I’m trying to use pulleys to link two items together but it is slowing both down. Suggestions?
I don’t know if this will work very well because I haven’t used pulleys, but you could try two gears geared for speed on the end of the pulley. This might now work if you are using the pulleys for something that requires a lot of torque though.
Can you tell us a bit more about your current design? Maybe show a picture?
VEX IQ is mostly a plastic construction system. We all intuitively know that plastic can deflect more than metal does. This is because plastic, on average, has a much larger elastic deformation region when looking at the stress/strain curve.
Put more basically: plastic bendy.
Are you pulling on the plastic and things are bending causing excess friction? Is the belt you are using too small for the distance you have between the pulleys? Are the pulleys on the same plane or are they offset from each other causing the shafts to bend?
The pulleys are on the same plane and the elastic (from the kit) is used. The friction of the pulley slows the motor down. Nothing is in the way of the pulley.
I’m wondering if we should rethink the design and not use the pulley.

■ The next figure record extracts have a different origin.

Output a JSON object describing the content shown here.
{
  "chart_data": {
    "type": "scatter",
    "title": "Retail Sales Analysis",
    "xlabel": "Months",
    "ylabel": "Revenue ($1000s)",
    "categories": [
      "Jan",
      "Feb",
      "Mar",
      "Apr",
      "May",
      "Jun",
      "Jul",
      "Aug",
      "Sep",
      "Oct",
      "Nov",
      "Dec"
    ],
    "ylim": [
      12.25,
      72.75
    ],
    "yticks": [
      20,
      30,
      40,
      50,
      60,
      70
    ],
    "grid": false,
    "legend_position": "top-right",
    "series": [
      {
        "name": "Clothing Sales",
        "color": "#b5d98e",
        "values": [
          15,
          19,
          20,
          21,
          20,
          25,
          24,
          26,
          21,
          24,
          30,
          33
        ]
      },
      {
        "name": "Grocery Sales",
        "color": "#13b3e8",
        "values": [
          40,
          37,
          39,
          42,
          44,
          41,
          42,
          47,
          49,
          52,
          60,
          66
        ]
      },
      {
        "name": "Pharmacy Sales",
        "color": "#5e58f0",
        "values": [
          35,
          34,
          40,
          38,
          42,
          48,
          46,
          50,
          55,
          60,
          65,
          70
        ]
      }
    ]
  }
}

In most cases, gears will often work better than pulleys due to their robustness and lack of friction in comparison to pulleys. I don’t know for your specific case since I don’t know what you’re doing, but gears will make the friction much less, and will make the motor spin faster and with more power.
Just because I’m curious now… Does the motor run full speed when there is no belt installed between the pulleys? If it does and is only slowed down when the belt is installed, then you have too small of a belt on there.
Now, similar to what @FRC973 said, gears are probbly a more robust solution. A big reason they would be better is because they require the gears to be on pitch and would eliminate the ability to too little/too much spacing between components. Another reason would be that under too much load, a belt can slip on a pulley and no longer transfer torque. Gears can’t really slip in the same way, and will be more reliable with less math involved.